接下来直接调用GetService方法,实际是 hostReactor.GetServiceInfo 的一个封装,代码如下
// 获取服务列表
func (sc *NamingClient) GetService(param vo.GetServiceParam) (model.Service, error) {
if len(param.GroupName) == 0 {
param.GroupName = constant.DEFAULT_GROUP
}
service, err := sc.hostReactor.GetServiceInfo(util.GetGroupName(param.ServiceName, param.GroupName), strings.Join(param.Clusters, ","))
return service, err
}
type HostReactor struct {
serviceInfoMap cache.ConcurrentMap
cacheDir string
updateThreadNum int
serviceProxy NamingProxy
pushReceiver PushReceiver
subCallback SubscribeCallback
updateTimeMap cache.ConcurrentMap
updateCacheWhenEmpty bool
}
func (hr *HostReactor) GetServiceInfo(serviceName string, clusters string) (model.Service, error) {
key := util.GetServiceCacheKey(serviceName, clusters)
cacheService, ok := hr.serviceInfoMap.Get(key)
if !ok {
hr.updateServiceNow(serviceName, clusters)
if cacheService, ok = hr.serviceInfoMap.Get(key); !ok {
return model.Service{}, errors.New("get service info failed")
}
}
return cacheService.(model.Service), nil
}
func (hr *HostReactor) updateServiceNow(serviceName, clusters string) {
result, err := hr.serviceProxy.QueryList(serviceName, clusters, hr.pushReceiver.port, false)
if err != nil {
logger.Errorf("QueryList return error!serviceName:%s cluster:%s err:%+v", serviceName, clusters, err)
return
}
if result == "" {
logger.Errorf("QueryList result is empty!serviceName:%s cluster:%s", serviceName, clusters)
return
}
hr.ProcessServiceJson(result)
}
func (hr *HostReactor) ProcessServiceJson(result string) {
service := util.JsonToService(result)
if service == nil {
return
}
cacheKey := util.GetServiceCacheKey(service.Name, service.Clusters)

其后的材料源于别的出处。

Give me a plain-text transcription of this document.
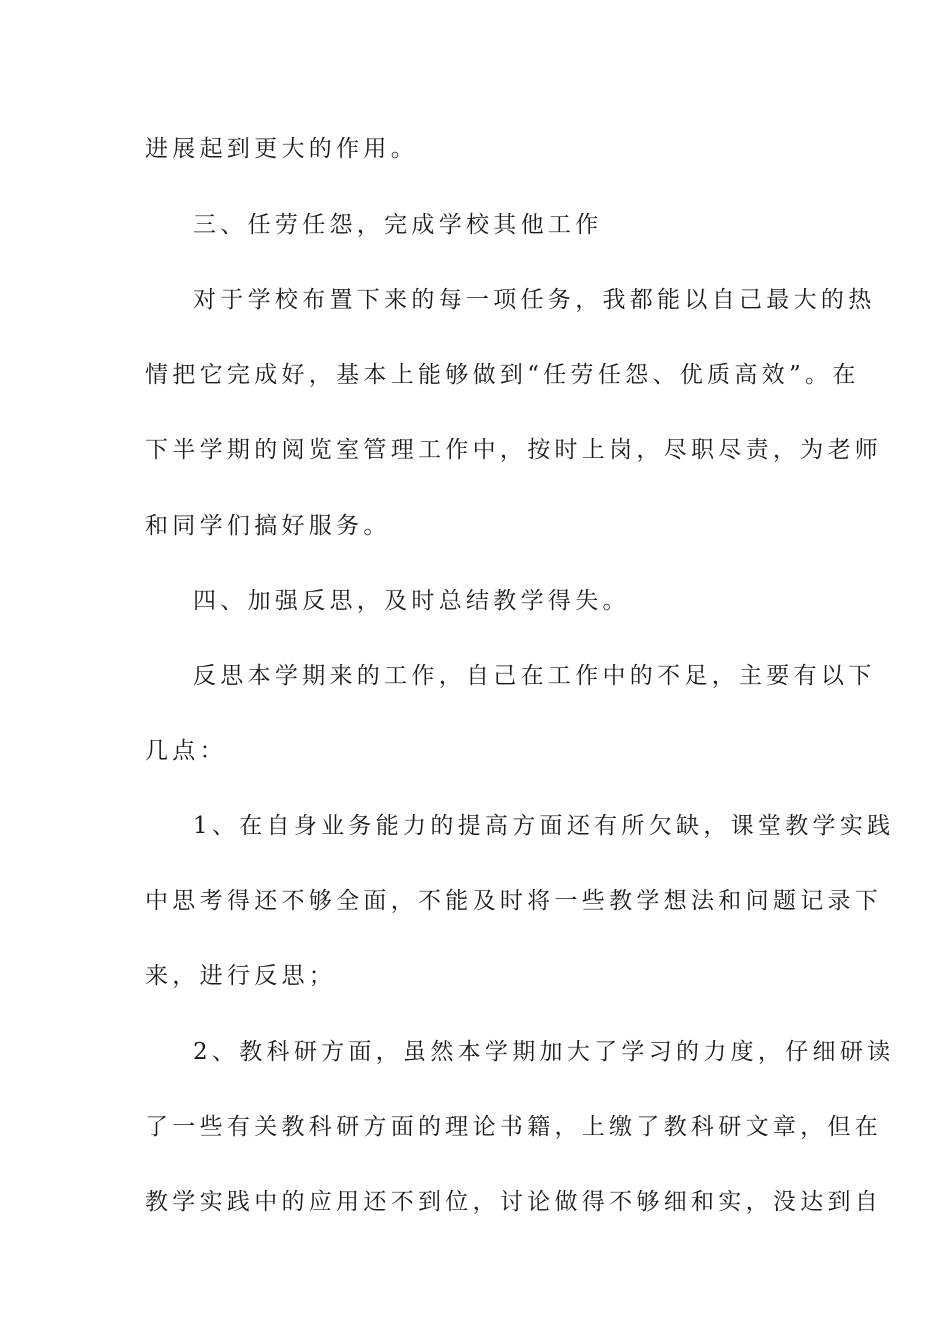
进展起到更大的作用。
三、任劳任怨，完成学校其他工作
对于学校布置下来的每一项任务，我都能以自己最大的热
情把它完成好，基本上能够做到“任劳任怨、优质高效”。在
下半学期的阅览室管理工作中，按时上岗，尽职尽责，为老师
和同学们搞好服务。
四、加强反思，及时总结教学得失。
反思本学期来的工作，自己在工作中的不足，主要有以下
几点：
1、在自身业务能力的提高方面还有所欠缺，课堂教学实践
中思考得还不够全面，不能及时将一些教学想法和问题记录下
来，进行反思；
2、教科研方面，虽然本学期加大了学习的力度，仔细研读
了一些有关教科研方面的理论书籍，上缴了教科研文章，但在
教学实践中的应用还不到位，讨论做得不够细和实，没达到自
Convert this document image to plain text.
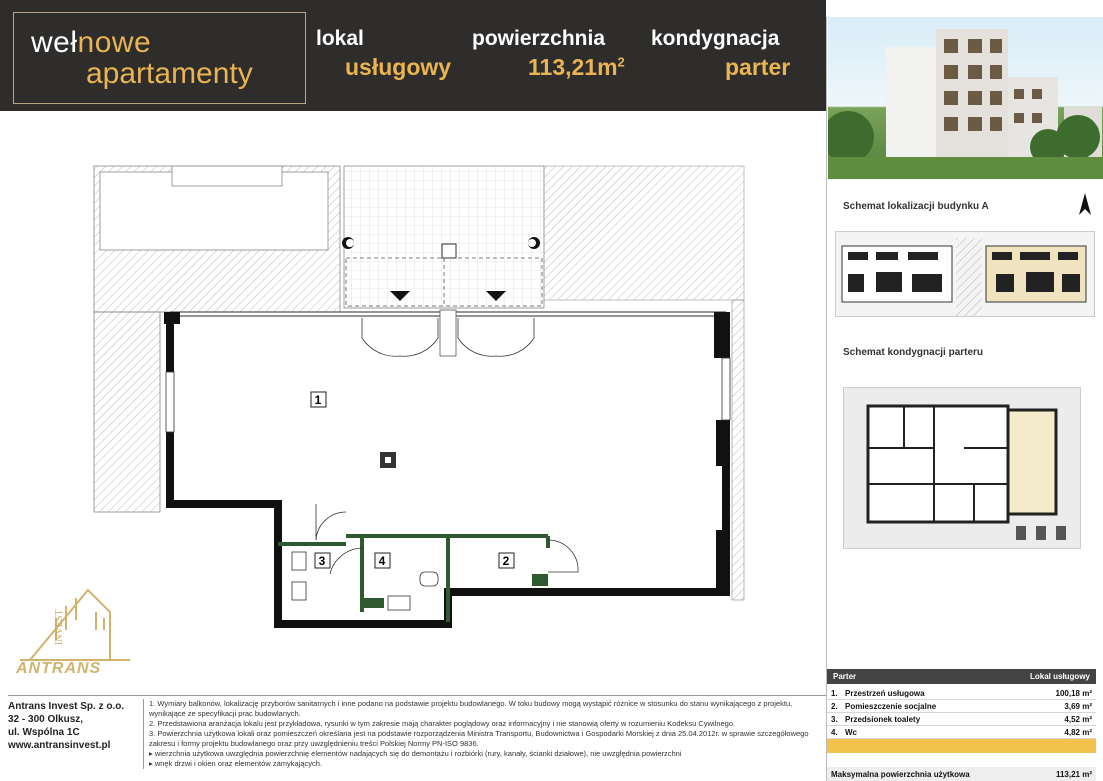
wełnowe
apartamenty
lokal
usługowy
powierzchnia
$113,21m^2$
kondygnacja
parter
1
2
3	4
INVEST
ANTRANS
Schemat lokalizacji budynku A
Schemat kondygnacji parteru
Parter	Lokal usługowy
1. Przestrzeń usługowa	100,18 m²
2. Pomieszczenie socjalne	3,69 m²
3. Przedsionek toalety	4,52 m²
4. Wc	4,82 m²
Maksymalna powierzchnia użytkowa	113,21 m²
Antrans Invest Sp. z o.o.
32 - 300 Olkusz,
ul. Wspólna 1C
www.antransinvest.pl
1. Wymiary balkonów, lokalizację przyborów sanitarnych i inne podano na podstawie projektu budowlanego. W toku budowy mogą wystąpić różnice w stosunku do stanu wynikającego z projektu, wynikające ze specyfikacji prac budowlanych.
2. Przedstawiona aranżacja lokalu jest przykładowa, rysunki w tym zakresie mają charakter poglądowy oraz informacyjny i nie stanowią oferty w rozumieniu Kodeksu Cywilnego.
3. Powierzchnia użytkowa lokali oraz pomieszczeń określana jest na podstawie rozporządzenia Ministra Transportu, Budownictwa i Gospodarki Morskiej z dnia 25.04.2012r. w sprawie szczegółowego zakresu i formy projektu budowlanego oraz przy uwzględnieniu treści Polskiej Normy PN-ISO 9836.
▸ wierzchnia użytkowa uwzględnia powierzchnię elementów nadających się do demontażu i rozbiórki (rury, kanały, ścianki działowe), nie uwzględnia powierzchni
▸ wnęk drzwi i okien oraz elementów zamykających.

oldDomain, ok := hr.serviceInfoMap.Get(cacheKey)
if ok && !hr.updateCacheWhenEmpty {
//if instance list is empty,not to update cache
if service.Hosts == nil || len(service.Hosts) == 0 {
logger.Errorf("do not have useful host, ignore it, name:%s", service.Name)
return
}
}
hr.updateTimeMap.Set(cacheKey, uint64(util.CurrentMillis()))
hr.serviceInfoMap.Set(cacheKey, *service)
if !ok || ok && !reflect.DeepEqual(service.Hosts, oldDomain.(model.Service).Hosts) {
if !ok {
logger.Info("service not found in cache " + cacheKey)
} else {
logger.Info("service key:%s was updated to:%s", cacheKey, util.ToJsonString(service))
}
cache.WriteServicesToFile(*service, hr.cacheDir)
hr.subCallback.ServiceChanged(service)
}
}
hostReactor是HostReactor的实例, GetServiceInfo是其暴露的方法, 其流程是先从本地缓存中查找是否有service, 如果没有就触发 updateServiceNow, 通过service的代理 QueryList 查询指定的serviceName的实例列表, 查询到结果后交给 ProcessServiceJson 判断是否需要更新缓存,如果更新了缓存则触发对应service注册的回调。到这里
这里还有一处细节是 通过 hr.serviceProxy.QueryList 查询实例列表时,实际的接口和open-api中查询serviceName下的实例列表一模一样,也是 /v1/ns/instance/list, 差别是第三个参数传入了一个pushReceiver.port,对应于udpPort, 这个参数open-api中没有暴露出来, 此外还有一个app参数也没暴露出来。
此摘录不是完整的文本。